When the 59s were undergoing their early trials, our retired-engineer neighbour took me to the station at about 9pm and I still remember the burnt-oil smell as this engine passed.
Australians were nervous after WWII. The Communists were threatening to invade South Korea.
The 59 class oil-burners were ordered by the NSW Government when 23,000 coal miners in the Communist-controlled Miners' Federation staged the seven-week coal strike in 1949.
The miners starved NSW of coal. All electricity generation, all railway engines, needed continuous supplies of coal. NSW was crippled.
Queensland had been crippled the year before by a similar coal strike. Depending on which history you read, Labor Prime Minister Ben Chifley, himself a former engine driver, was sympathetic to the miners' demands, but the Communists in the Miners' Federation refused to negotiate.
The anti-Communist Australian Railways Union agreed to drive the trains, so Chifley broke the strike by sending troops into the mines.
The strike was finally settled, but the Communist threat was enough to sweep Bob Menzies' new Liberal Party into office at the 1949 election.
The 59 Class oil-burners were built by Baldwin in America. With the first few 40 Class diesels, they were meant to be part of a fleet that would thwart any more coal strikes.
By the time these oil-burning engines were delivered in 1952, the Korean War was almost over, and the coal threat had passed.
So the steam engine we saw a week ago was part of a very momentous time in NSW's and Australia's history.
I'll bet that the children riding behind that beautifully restored engine wouldn't have known its history, but many of the grandparents would have remembered the Communist threat, and exciting events like Mrs Petrov being snatched from a plane in Darwin.
Mr Menzies won elections by reminding voters about subversive Communists - "reds under the bed!".

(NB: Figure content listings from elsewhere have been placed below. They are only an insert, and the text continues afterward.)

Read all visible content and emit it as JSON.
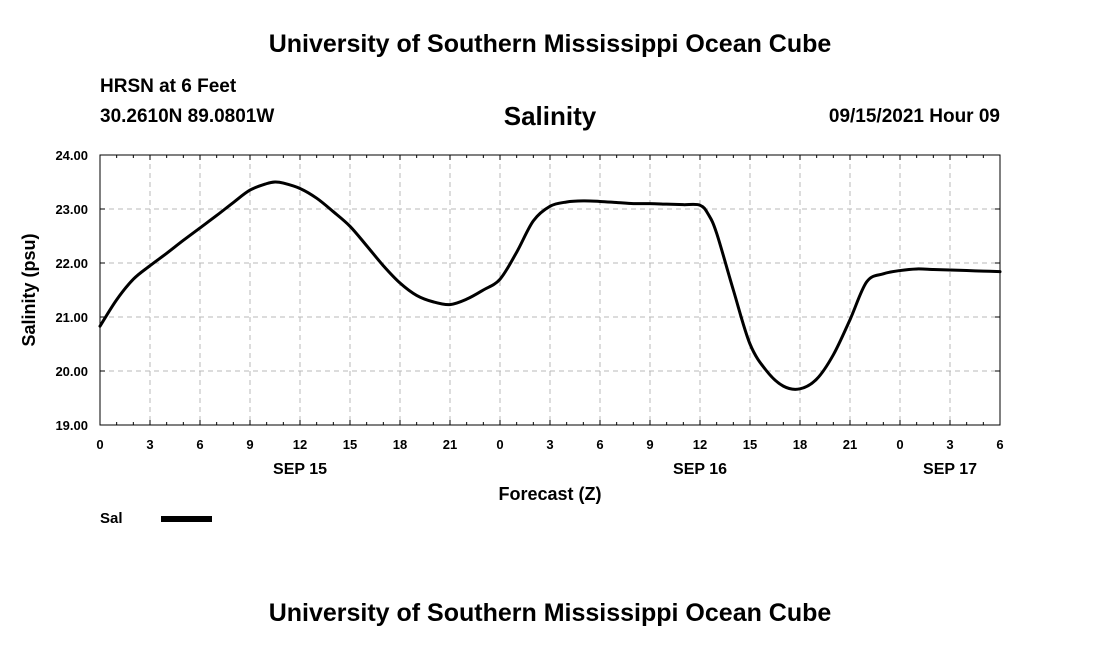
{
  "header": {
    "institution": "University of Southern Mississippi Ocean Cube",
    "station": "HRSN at 6 Feet",
    "coordinates": "30.2610N  89.0801W",
    "product": "Salinity",
    "issued": "09/15/2021 Hour 09"
  },
  "footer": {
    "institution": "University of Southern Mississippi Ocean Cube"
  },
  "legend": {
    "label": "Sal",
    "color": "#000000"
  },
  "chart_data": {
    "type": "line",
    "title": "Salinity",
    "xlabel": "Forecast (Z)",
    "ylabel": "Salinity (psu)",
    "xlim": [
      0,
      54
    ],
    "ylim": [
      19,
      24
    ],
    "x_unit": "hours since 09/15 00Z",
    "x_tick_values": [
      0,
      3,
      6,
      9,
      12,
      15,
      18,
      21,
      24,
      27,
      30,
      33,
      36,
      39,
      42,
      45,
      48,
      51,
      54
    ],
    "x_tick_labels": [
      "0",
      "3",
      "6",
      "9",
      "12",
      "15",
      "18",
      "21",
      "0",
      "3",
      "6",
      "9",
      "12",
      "15",
      "18",
      "21",
      "0",
      "3",
      "6"
    ],
    "day_labels": [
      {
        "x": 12,
        "label": "SEP 15"
      },
      {
        "x": 36,
        "label": "SEP 16"
      },
      {
        "x": 51,
        "label": "SEP 17"
      }
    ],
    "y_ticks": [
      19,
      20,
      21,
      22,
      23,
      24
    ],
    "y_tick_labels": [
      "19.00",
      "20.00",
      "21.00",
      "22.00",
      "23.00",
      "24.00"
    ],
    "grid": true,
    "series": [
      {
        "name": "Sal",
        "color": "#000000",
        "x": [
          0,
          1,
          2,
          3,
          4,
          5,
          6,
          7,
          8,
          9,
          10,
          10.5,
          11,
          12,
          13,
          14,
          15,
          16,
          17,
          18,
          19,
          20,
          21,
          22,
          23,
          24,
          25,
          26,
          27,
          28,
          29,
          30,
          31,
          32,
          33,
          34,
          35,
          36,
          36.5,
          37,
          38,
          39,
          40,
          41,
          42,
          43,
          44,
          45,
          46,
          47,
          48,
          49,
          50,
          51,
          52,
          53,
          54
        ],
        "values": [
          20.83,
          21.32,
          21.7,
          21.95,
          22.18,
          22.42,
          22.65,
          22.88,
          23.12,
          23.35,
          23.47,
          23.5,
          23.48,
          23.38,
          23.2,
          22.95,
          22.68,
          22.32,
          21.95,
          21.63,
          21.4,
          21.28,
          21.23,
          21.33,
          21.5,
          21.7,
          22.2,
          22.78,
          23.05,
          23.13,
          23.15,
          23.14,
          23.12,
          23.1,
          23.1,
          23.09,
          23.08,
          23.07,
          22.9,
          22.55,
          21.5,
          20.5,
          20.0,
          19.72,
          19.67,
          19.85,
          20.3,
          20.95,
          21.65,
          21.8,
          21.86,
          21.89,
          21.88,
          21.87,
          21.86,
          21.85,
          21.84
        ]
      }
    ]
  }
}
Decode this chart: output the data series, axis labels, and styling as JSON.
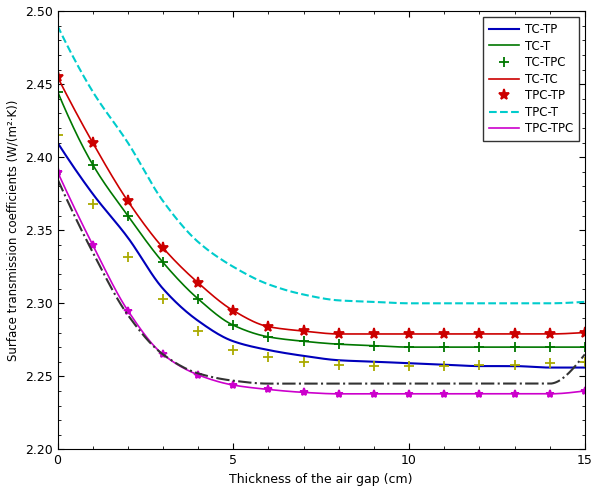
{
  "title": "",
  "xlabel": "Thickness of the air gap (cm)",
  "ylabel": "Surface transmission coefficients (W/(m²·K))",
  "xlim": [
    0,
    15
  ],
  "ylim": [
    2.2,
    2.5
  ],
  "x": [
    0,
    1,
    2,
    3,
    4,
    5,
    6,
    7,
    8,
    9,
    10,
    11,
    12,
    13,
    14,
    15
  ],
  "series": {
    "TC-TP": {
      "color": "#0000bb",
      "linestyle": "-",
      "marker": null,
      "values": [
        2.41,
        2.375,
        2.345,
        2.31,
        2.288,
        2.274,
        2.268,
        2.264,
        2.261,
        2.26,
        2.259,
        2.258,
        2.257,
        2.257,
        2.256,
        2.256
      ]
    },
    "TC-T": {
      "color": "#007700",
      "linestyle": "-",
      "marker": "+",
      "markersize": 7,
      "values": [
        2.445,
        2.395,
        2.36,
        2.328,
        2.303,
        2.285,
        2.277,
        2.274,
        2.272,
        2.271,
        2.27,
        2.27,
        2.27,
        2.27,
        2.27,
        2.27
      ]
    },
    "TC-TPC": {
      "color": "#cc0000",
      "linestyle": "-",
      "marker": "*",
      "markersize": 8,
      "values": [
        2.455,
        2.41,
        2.37,
        2.338,
        2.314,
        2.295,
        2.284,
        2.281,
        2.279,
        2.279,
        2.279,
        2.279,
        2.279,
        2.279,
        2.279,
        2.28
      ]
    },
    "TC-TC": {
      "color": "#00cccc",
      "linestyle": "--",
      "marker": null,
      "values": [
        2.49,
        2.445,
        2.41,
        2.37,
        2.342,
        2.325,
        2.313,
        2.306,
        2.302,
        2.301,
        2.3,
        2.3,
        2.3,
        2.3,
        2.3,
        2.301
      ]
    },
    "TPC-TP": {
      "color": "#cc00cc",
      "linestyle": "-",
      "marker": "*",
      "markersize": 6,
      "values": [
        2.39,
        2.34,
        2.295,
        2.265,
        2.251,
        2.244,
        2.241,
        2.239,
        2.238,
        2.238,
        2.238,
        2.238,
        2.238,
        2.238,
        2.238,
        2.24
      ]
    },
    "TPC-T": {
      "color": "#aaaa00",
      "linestyle": "none",
      "marker": "+",
      "markersize": 7,
      "values": [
        2.415,
        2.368,
        2.332,
        2.303,
        2.281,
        2.268,
        2.263,
        2.26,
        2.258,
        2.257,
        2.257,
        2.257,
        2.258,
        2.258,
        2.259,
        2.26
      ]
    },
    "TPC-TPC": {
      "color": "#333333",
      "linestyle": "-.",
      "marker": null,
      "values": [
        2.385,
        2.335,
        2.292,
        2.265,
        2.252,
        2.247,
        2.245,
        2.245,
        2.245,
        2.245,
        2.245,
        2.245,
        2.245,
        2.245,
        2.245,
        2.265
      ]
    }
  },
  "legend_order": [
    "TC-TP",
    "TC-T",
    "TC-TPC",
    "TC-TC",
    "TPC-TP",
    "TPC-T",
    "TPC-TPC"
  ],
  "figsize": [
    5.99,
    4.92
  ],
  "dpi": 100
}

During major maintenance in 1961, most of the 59s were converted to burn coal. With high-quality coal now abundant, converting these engines to coal was just common sense.
As oil burners, the 59 Class engines worked mostly in the Metropolitan area and the North because there were oil-filling facilities. An exception was the "fruit express" from Griffith, scheduled for an oil burner when one was available. Once converted to coal they were occasionally seen on the "South" as far as Goulburn.
Steam engines were withdrawn from Southern Line services beyond Goulburn in 1964, but one 59 Class remained at Bethungra for "push-up" duties through the Bethungra Spiral.
Steam finished in 1972, with 5917 retiring in August. Luckily for 5917 some members from the Lachlan Valley Railway based at Cowra saved the engine from the scrapheap.
The steam train's visit to Wagga was part of a "Cruise Express" charter. The vintage diesel 42103 brought the train to Goulburn, then the steam engine headed the train to Junee. The charter train went to Victoria for more heritage trips, with the passengers rejoining the diesel engine in Griffith for the trip back to Sydney via Parkes. The steam engine headed the train from Junee to Lithgow.
Most of the Wagga trips were booked out online, with 3000 passengers enjoying a ride.
"The area came out in droves once the steam engine arrived in town and everyone heard it's distinctive whistle," Picnic Train bookings officer, Richard Whitford said.
Australia has never fully appreciated its rail heritage, but if you had been in Sydney this weekend you could have ridden all types of old trains during "The Transport Heritage Expo".
Vintage trains are great to watch, but much better when you are actually riding on the train.